The other day I was reading about Western Digital readying the first ever 10TB HDD, with SMR Technology and helium (you can read more about it here.) And I was really happy and felt that finally desktop storage is catching up to the needs of content creators and even content consumers.
However, today I read about SanDisk launching world’s first 512GB SDXC card (thanks Ravi for the heads up)! Yes that’s right; SanDisk has introduced 512GB of storage in a memory card, which is almost the same size as a postage stamp and weighs only a few grams!
With this launch, SD card capacity has grown 1,000 times in just over a decade. And while during the same period, hard drive capacities have grown many folds as well; their growth hasn’t been as spectacular.

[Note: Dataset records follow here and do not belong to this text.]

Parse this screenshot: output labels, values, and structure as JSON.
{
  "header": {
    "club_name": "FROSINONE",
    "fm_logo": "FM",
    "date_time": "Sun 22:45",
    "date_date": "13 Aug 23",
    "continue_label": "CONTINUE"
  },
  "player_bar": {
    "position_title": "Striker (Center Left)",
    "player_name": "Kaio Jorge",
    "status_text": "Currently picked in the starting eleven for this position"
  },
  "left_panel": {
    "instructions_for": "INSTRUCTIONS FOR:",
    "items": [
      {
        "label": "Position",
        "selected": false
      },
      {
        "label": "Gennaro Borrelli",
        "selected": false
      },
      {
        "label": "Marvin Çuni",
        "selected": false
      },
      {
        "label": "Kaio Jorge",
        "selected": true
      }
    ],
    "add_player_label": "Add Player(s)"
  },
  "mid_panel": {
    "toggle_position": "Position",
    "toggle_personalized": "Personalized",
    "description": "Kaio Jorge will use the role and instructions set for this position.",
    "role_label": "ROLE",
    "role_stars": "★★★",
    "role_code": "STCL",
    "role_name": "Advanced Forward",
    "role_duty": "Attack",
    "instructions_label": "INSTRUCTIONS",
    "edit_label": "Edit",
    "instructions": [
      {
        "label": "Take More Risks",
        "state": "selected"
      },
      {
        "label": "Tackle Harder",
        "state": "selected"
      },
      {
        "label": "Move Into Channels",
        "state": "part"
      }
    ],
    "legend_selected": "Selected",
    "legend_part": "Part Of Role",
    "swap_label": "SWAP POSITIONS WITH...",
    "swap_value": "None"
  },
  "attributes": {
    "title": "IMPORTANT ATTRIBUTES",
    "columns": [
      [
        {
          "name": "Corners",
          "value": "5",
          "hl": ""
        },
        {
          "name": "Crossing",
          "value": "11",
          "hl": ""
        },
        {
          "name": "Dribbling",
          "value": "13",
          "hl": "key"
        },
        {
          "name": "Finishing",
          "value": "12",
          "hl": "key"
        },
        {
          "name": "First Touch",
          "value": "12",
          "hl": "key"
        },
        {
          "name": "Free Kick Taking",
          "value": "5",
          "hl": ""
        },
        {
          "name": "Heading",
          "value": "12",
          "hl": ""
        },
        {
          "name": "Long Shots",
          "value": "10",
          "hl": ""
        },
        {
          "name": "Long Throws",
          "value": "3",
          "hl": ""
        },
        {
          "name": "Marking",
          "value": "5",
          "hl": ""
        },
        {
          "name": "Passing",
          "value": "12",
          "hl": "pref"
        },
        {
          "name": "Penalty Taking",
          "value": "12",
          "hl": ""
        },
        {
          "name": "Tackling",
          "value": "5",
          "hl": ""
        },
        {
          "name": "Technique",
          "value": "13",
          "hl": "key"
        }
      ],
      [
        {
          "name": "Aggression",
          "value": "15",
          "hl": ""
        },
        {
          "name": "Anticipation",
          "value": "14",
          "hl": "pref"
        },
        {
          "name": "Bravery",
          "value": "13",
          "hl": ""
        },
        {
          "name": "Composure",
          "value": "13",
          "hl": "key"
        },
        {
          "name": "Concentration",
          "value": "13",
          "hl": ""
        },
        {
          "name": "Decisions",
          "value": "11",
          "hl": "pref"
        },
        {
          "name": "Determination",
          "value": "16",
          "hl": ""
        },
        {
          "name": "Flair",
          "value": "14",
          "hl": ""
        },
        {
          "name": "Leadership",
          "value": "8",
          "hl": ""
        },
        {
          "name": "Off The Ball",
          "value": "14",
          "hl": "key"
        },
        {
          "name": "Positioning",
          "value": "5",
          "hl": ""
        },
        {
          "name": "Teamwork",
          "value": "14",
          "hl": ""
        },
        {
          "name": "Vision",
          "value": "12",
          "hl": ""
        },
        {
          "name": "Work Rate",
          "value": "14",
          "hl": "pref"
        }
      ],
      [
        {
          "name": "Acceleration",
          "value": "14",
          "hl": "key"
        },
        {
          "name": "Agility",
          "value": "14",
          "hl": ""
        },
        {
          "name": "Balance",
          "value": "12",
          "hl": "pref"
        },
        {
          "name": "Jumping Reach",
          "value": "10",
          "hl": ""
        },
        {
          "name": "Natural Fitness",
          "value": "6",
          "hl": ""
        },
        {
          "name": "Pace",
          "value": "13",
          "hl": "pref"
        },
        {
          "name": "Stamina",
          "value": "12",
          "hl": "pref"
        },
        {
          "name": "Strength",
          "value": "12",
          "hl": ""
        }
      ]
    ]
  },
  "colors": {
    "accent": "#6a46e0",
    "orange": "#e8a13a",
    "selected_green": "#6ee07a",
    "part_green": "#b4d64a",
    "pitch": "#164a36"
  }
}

Come to think of it, if you managed to fill that 512GB SD Cards 20 times, you will have enough data to fill that upcoming 10TB hard drive and only 16 such memory cards are required to fill the largest capacity hard drive available today!
And while all this seems like a lot of data and to some, sounds like a lot of pirated Blu-ray rips. For content creators, this is all too normal. I mean a single RAW file from even a consumer grade crop sensor DSLR comes out to be 20-30MB in size and if you edit it in Photoshop and save it as PSD, it can easily take up few hundred megabytes of storage.
Then there is video, where a single 12 minute HD clip shot from a DSLR can take up around 4GB of space and that too when it is shot in a highly compressed format. And now that the world is finally moving towards 4k video (3840x2160p), these files are only going to get bigger and fatter. In fact SanDisk is mainly marketing this card towards video shooters.
While professionals with deep pockets will always have the option of running large RAID arrays in storage servers to meet growing storage demands, for hobbyist, it can be quite a financially and technically challenging affair. Something I am sure many will be unable to meet, and will likely end up limiting their creativity, in order to stay within the limitation of desktop storage.
As a consumer, I can only hope and pray for a new technological breakthrough, which would allow hard disk manufacturers to come out with drives which are much-much larger in size and at the same time, are fast enough to meet to rigour of handling large files. Till then, I guess it is time to start saving and planning for a DIY storage server.